Seventeen months after the storm lashed Central America, dumping 25 inches of rain on denuded hillsides and triggeringmudslides that buried 10,000 alive, the El Trebol camp is now on the city bus route. Ms Fonseca has double-patched her plastic windows to keep out fumes from burning rubbish and sweeps the floor of her one-room hut twice daily.

After dark, she does not dare fetch water from the communal tap at the end of the alley because she feels threatened by the new gangs of young men carrying guns.

Recently, she pasted wallpaper of a brick design over the wallboards for a cosy illusion of permanence. This single mother does not envision a move in the near future.

In Honduras, three-quarters of the hurricane refugees have moved on from desperate survival camps such as El Trebol, but 30,000 still remain.

Aid pledges came from around the world in the wake of Hurricane Mitch and its 180mph winds that nearly blew away the economic future of Central America but as new disasters grab headlines, the funds are slow to materialise.

Government plans for irrigation canals and new roads leading away from the bloated cities to centres that are less landslide-prone have been put on hold as donations have become tied up in red tape.
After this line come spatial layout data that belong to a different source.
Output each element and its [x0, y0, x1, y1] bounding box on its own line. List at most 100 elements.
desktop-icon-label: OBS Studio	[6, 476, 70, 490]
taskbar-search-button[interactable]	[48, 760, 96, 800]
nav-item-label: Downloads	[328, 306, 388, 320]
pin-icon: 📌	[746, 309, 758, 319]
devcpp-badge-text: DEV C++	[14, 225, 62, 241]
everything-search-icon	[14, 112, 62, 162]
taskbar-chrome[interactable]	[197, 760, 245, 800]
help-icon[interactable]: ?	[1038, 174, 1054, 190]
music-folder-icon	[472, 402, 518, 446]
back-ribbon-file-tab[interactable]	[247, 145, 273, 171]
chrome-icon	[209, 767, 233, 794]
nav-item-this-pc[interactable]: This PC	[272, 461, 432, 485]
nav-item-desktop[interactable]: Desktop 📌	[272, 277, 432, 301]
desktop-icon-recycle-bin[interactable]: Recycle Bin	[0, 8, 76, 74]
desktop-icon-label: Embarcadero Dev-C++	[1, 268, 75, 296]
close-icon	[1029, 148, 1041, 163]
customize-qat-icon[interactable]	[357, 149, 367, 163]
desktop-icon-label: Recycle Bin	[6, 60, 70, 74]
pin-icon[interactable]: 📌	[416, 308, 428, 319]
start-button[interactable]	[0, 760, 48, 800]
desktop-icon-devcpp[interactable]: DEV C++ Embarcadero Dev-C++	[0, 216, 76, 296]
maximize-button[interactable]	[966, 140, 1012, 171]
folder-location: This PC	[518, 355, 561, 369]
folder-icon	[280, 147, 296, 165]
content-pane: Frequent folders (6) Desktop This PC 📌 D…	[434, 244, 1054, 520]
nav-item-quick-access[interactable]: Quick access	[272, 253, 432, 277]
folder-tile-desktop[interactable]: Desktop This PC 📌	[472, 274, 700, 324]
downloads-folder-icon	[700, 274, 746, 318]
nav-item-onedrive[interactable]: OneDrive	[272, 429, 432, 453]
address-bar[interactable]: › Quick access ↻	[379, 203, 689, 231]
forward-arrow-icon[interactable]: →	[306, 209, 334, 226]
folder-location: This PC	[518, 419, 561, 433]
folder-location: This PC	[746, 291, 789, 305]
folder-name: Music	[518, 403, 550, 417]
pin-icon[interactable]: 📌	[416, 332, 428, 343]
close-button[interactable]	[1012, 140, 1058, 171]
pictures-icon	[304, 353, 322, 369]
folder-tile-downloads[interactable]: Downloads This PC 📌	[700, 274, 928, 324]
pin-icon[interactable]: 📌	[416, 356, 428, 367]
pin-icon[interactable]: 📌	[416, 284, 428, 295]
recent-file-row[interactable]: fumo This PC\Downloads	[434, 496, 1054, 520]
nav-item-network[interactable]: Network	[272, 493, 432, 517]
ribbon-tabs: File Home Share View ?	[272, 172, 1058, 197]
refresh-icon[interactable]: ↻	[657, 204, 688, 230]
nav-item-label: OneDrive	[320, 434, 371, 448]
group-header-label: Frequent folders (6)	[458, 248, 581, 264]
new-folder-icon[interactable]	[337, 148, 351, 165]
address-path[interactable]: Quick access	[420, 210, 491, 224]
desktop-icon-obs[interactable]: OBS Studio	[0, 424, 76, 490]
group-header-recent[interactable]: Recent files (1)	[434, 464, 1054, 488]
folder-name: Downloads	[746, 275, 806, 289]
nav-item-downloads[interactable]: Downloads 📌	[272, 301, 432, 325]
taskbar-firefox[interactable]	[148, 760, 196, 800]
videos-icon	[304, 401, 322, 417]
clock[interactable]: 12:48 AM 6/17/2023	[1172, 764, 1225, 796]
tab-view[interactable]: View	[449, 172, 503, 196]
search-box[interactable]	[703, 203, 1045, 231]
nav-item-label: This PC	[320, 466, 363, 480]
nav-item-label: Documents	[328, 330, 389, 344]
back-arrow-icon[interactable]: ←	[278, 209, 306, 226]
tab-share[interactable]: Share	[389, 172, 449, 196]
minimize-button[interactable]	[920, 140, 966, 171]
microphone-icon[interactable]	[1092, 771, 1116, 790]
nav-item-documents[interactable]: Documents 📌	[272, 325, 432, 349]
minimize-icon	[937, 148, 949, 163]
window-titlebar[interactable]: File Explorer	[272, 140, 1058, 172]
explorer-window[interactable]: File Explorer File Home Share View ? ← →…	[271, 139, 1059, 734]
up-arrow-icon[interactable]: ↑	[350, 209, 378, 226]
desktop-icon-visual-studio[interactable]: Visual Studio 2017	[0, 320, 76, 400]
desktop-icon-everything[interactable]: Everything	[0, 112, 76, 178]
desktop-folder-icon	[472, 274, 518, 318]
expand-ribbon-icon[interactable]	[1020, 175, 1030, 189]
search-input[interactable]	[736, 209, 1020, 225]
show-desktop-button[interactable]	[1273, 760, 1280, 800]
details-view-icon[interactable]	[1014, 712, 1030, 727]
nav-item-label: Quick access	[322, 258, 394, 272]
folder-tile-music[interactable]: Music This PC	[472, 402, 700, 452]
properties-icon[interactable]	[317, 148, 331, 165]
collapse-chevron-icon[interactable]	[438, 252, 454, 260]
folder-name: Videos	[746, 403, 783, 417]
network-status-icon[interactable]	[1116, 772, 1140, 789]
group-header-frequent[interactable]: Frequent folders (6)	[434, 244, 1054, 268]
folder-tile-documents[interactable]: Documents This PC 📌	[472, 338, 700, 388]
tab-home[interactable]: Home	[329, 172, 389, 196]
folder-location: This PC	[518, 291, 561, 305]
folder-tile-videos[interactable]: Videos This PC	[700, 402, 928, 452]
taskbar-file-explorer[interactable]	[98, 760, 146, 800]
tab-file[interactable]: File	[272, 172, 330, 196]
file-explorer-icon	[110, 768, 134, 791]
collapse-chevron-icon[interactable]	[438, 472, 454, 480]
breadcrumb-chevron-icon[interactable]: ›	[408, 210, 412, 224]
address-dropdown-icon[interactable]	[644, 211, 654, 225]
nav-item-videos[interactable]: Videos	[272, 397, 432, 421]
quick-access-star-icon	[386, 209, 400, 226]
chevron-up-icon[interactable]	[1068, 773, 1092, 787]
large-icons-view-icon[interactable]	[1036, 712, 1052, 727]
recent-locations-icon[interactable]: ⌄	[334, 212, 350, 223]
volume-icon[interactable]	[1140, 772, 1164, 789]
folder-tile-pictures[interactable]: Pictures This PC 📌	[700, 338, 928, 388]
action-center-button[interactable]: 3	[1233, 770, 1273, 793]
The aid agencies are wise to the ways of corrupt politicians who delay implementing rescue programmes and pocket the interest, and are keeping tighter control of the money.

To repair most of the damage from Hurricane Mitch would cost $5bn (£3bn) in Honduras alone, where the gross domestic product is just $7bn. "We'll just have to do what we can with the little that we have," said the Finance Minister, Gabriela Nunez.